Frymann’s belief in osteopathy goes back a long way. When she was 4, her father was found to have tuberculosis. Under the care or an osteopathic doctor, who prescribed a radical change in his diet, among other things, her father got better.

“Osteopathy changed the health of my family,” she said.

After breaking her foot when she was 12 – and ending her hopes becoming a ballet dancer – she received treatments from her family’s osteopath that convinced her to become a doctor.

Frymann received her osteopathic medical degree at the College ofOsteopathic Physicians and Surgeons in Los Angeles in 1949.

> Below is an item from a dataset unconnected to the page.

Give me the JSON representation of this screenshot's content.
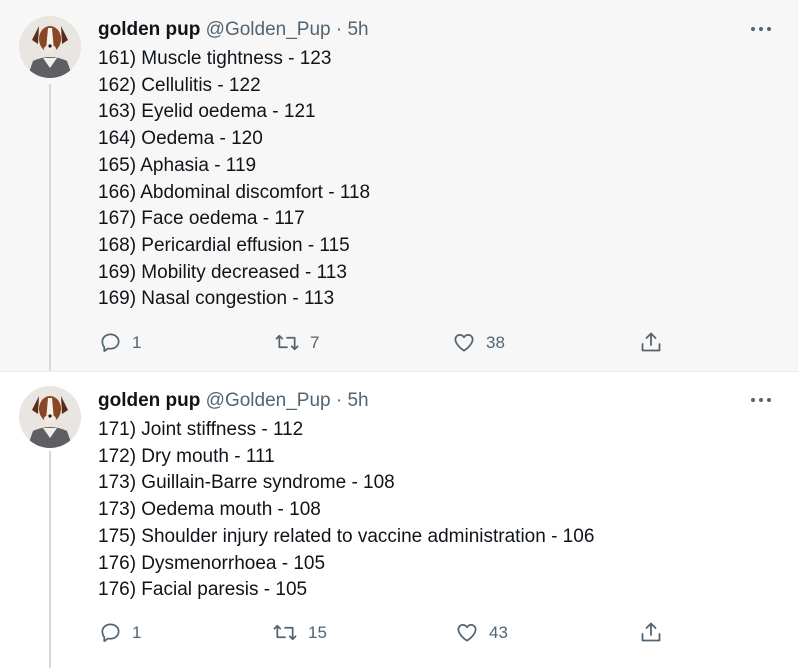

Coincidentally, that was the year the California Legislature banned further licensing of osteopathic physicians. Osteopaths were given the choice of keeping their osteopathic degrees or trading them in for medical degrees. Although most osteopaths chose the latter, Frymann remained an osteopath.

The State Supreme County overturned the ban in 1974, and osteopathy has made a comeback. There are now about 1,000 osteopaths in California.

But few of them have Frymann’s spe­cial touch with her special children.

“I don’t consider the children I see to be handicapped,” she said. “They see life as it is, and if they can’t do something one way, they’ll do it another. It makes their chances of progress so good.”